As engaging and entertaining as the story is, however, the plot feels overstuffed. Having at least four subplots means that not all of them get the development they really need within only 105 minutes. This also means that the main antagonists, the owners of Klax Korp., come off flat and whatever lore there is around demons in the human world is a bit vague. Though the comedic tone is consistent, the film is very family-friendly almost to a fault. The script has no trouble referring to Wendell and Wild as demons or using the term "Hell Maiden", and we even see some strong imagery at times reminiscent of The Nightmare Before Christmas, but we hear Buffalo Belzer (Ving Rhames) refer to “souls of the darned”, as though saying the alternative is somehow going too far.

Like the story, the animation looks odd at times. That’s not to say it’s bad, as it’s actually quite the opposite. The angular art style looks great, not to mention animation-friendly, and there’s an impressive application of mixed media with the addition of an elaborate moving pop-up paper sculpture. Certain designs also have a lingering Tim Burton influence from Selick’s earlier collaboration with him, but it doesn’t feel out of place and only adds to the atmosphere. There’s even an interesting choice to render Wendell and Wild almost like they’re 2D during their time in Hell, even if no other character is animated in that style at the time. Where it feels odd, however, is a result of the deliberate choice of leaving in imperfections. Seams for replacement faces are visible and while it’s easily ignored most of the time, some are very visible and at least one replacement face was ever so slightly off, which made me mildly distracted during those scenes. Similarly, there are one too many uses of slow motion, with a couple feeling particularly out of place.
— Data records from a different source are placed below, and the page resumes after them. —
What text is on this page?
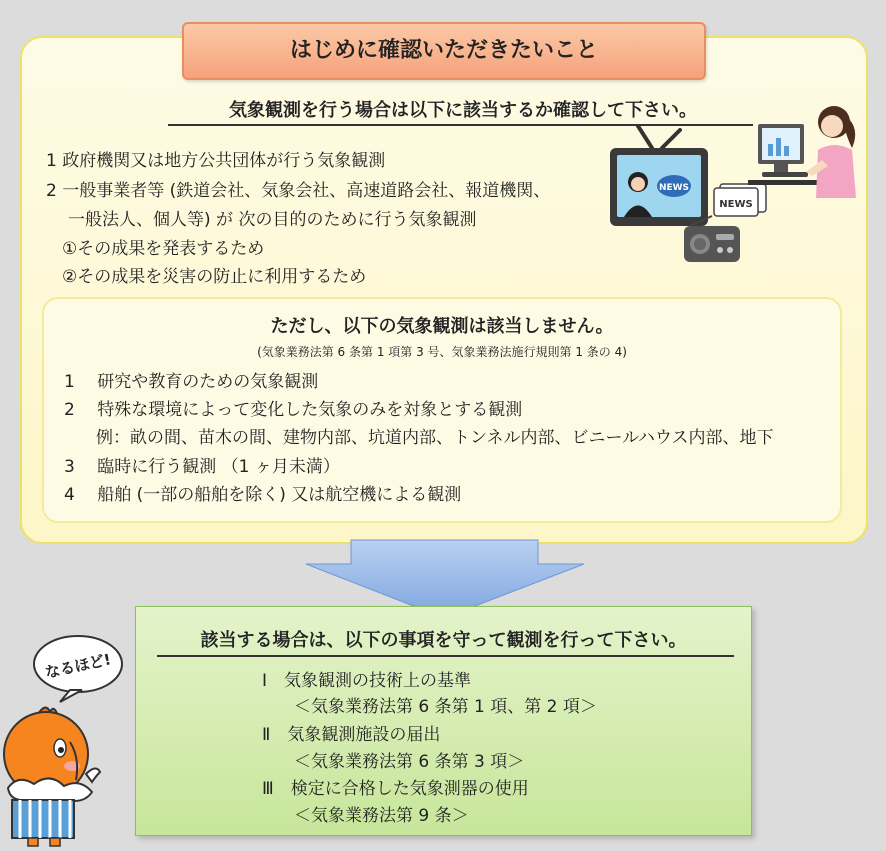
はじめに確認いただきたいこと
気象観測を行う場合は以下に該当するか確認して下さい。
1 政府機関又は地方公共団体が行う気象観測
2 一般事業者等 (鉄道会社、気象会社、高速道路会社、報道機関、
一般法人、個人等) が 次の目的のために行う気象観測
①その成果を発表するため
②その成果を災害の防止に利用するため
NEWS
NEWS
ただし、以下の気象観測は該当しません。
(気象業務法第 6 条第 1 項第 3 号、気象業務法施行規則第 1 条の 4)
1　 研究や教育のための気象観測
2　 特殊な環境によって変化した気象のみを対象とする観測
例：畝の間、苗木の間、建物内部、坑道内部、トンネル内部、ビニールハウス内部、地下
3　 臨時に行う観測 （1 ヶ月未満）
4　 船舶 (一部の船舶を除く) 又は航空機による観測
該当する場合は、以下の事項を守って観測を行って下さい。
Ⅰ　気象観測の技術上の基準
＜気象業務法第 6 条第 1 項、第 2 項＞
Ⅱ　気象観測施設の届出
＜気象業務法第 6 条第 3 項＞
Ⅲ　検定に合格した気象測器の使用
＜気象業務法第 9 条＞
なるほど!
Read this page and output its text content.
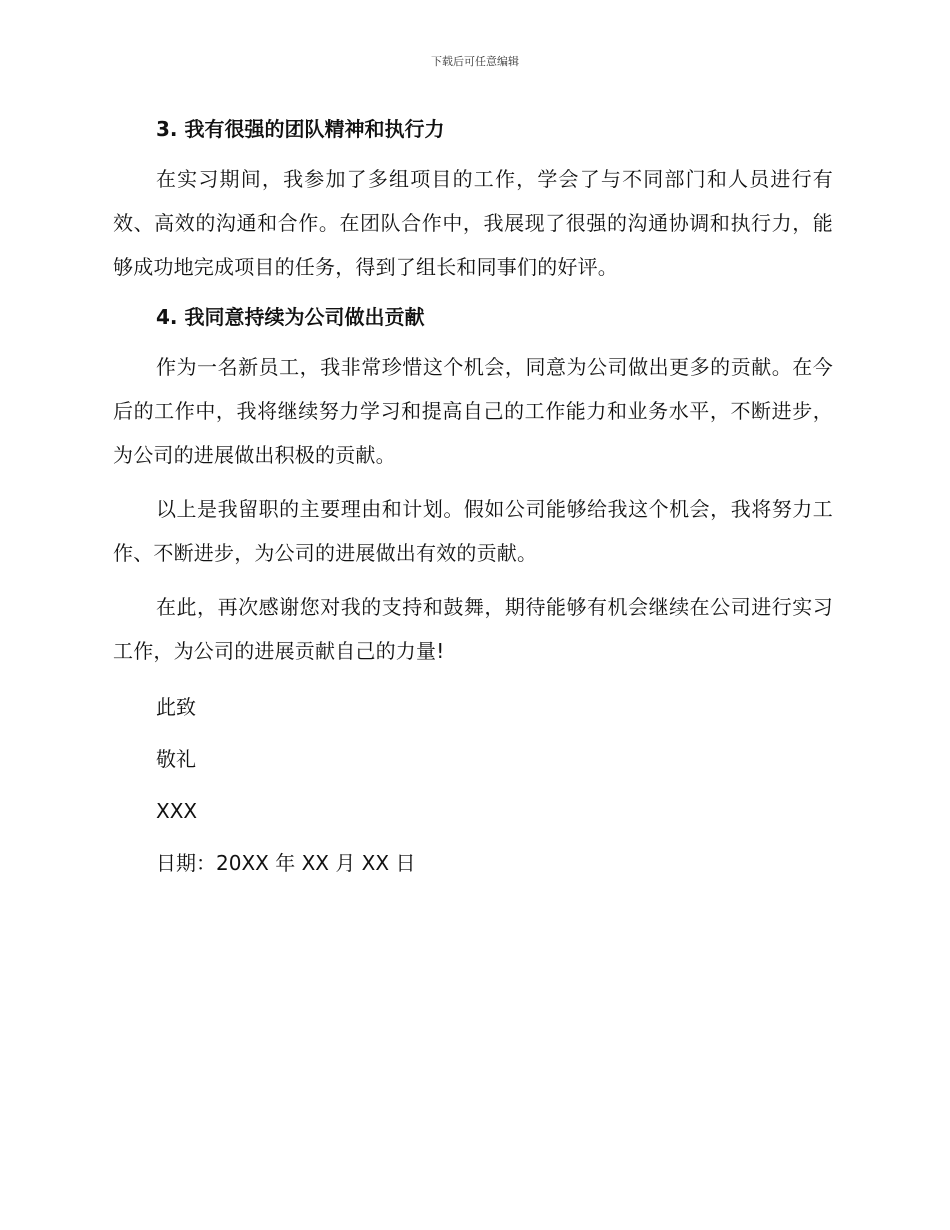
下载后可任意编辑
3. 我有很强的团队精神和执行力

在实习期间，我参加了多组项目的工作，学会了与不同部门和人员进行有效、高效的沟通和合作。在团队合作中，我展现了很强的沟通协调和执行力，能够成功地完成项目的任务，得到了组长和同事们的好评。

4. 我同意持续为公司做出贡献

作为一名新员工，我非常珍惜这个机会，同意为公司做出更多的贡献。在今后的工作中，我将继续努力学习和提高自己的工作能力和业务水平，不断进步，为公司的进展做出积极的贡献。

以上是我留职的主要理由和计划。假如公司能够给我这个机会，我将努力工作、不断进步，为公司的进展做出有效的贡献。

在此，再次感谢您对我的支持和鼓舞，期待能够有机会继续在公司进行实习工作，为公司的进展贡献自己的力量!

此致

敬礼

XXX

日期：20XX 年 XX 月 XX 日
On the upside, the voice acting is a highlight. While everyone does a good job with the material they’re given, James Hong and Ving Rhames stand out for noticeably giving their all in their respective roles as Father Bests and Buffalo Belzer. It’s nice as well to see Key and Peele together again on the big screen and their natural chemistry really shines through. As evident by the end credits, the film also uses a lot of licensed music, much of it only snippets, but credit is due for allowing a lot of it to play diagetically rather than constantly reminding the audience how big the budget is. That said, the placement of “Cult of Personality” by Living Colour in particular has surprisingly great effect.

Wendell & Wild is a well-made and entertaining film, and we’re glad we saw it in a theater when we had the chance, but it may not have the same staying power as some of Henry Selick’s previous work. Still, it’s nice to have another big name in stop-motion again and we hope to see more from Selick in the future.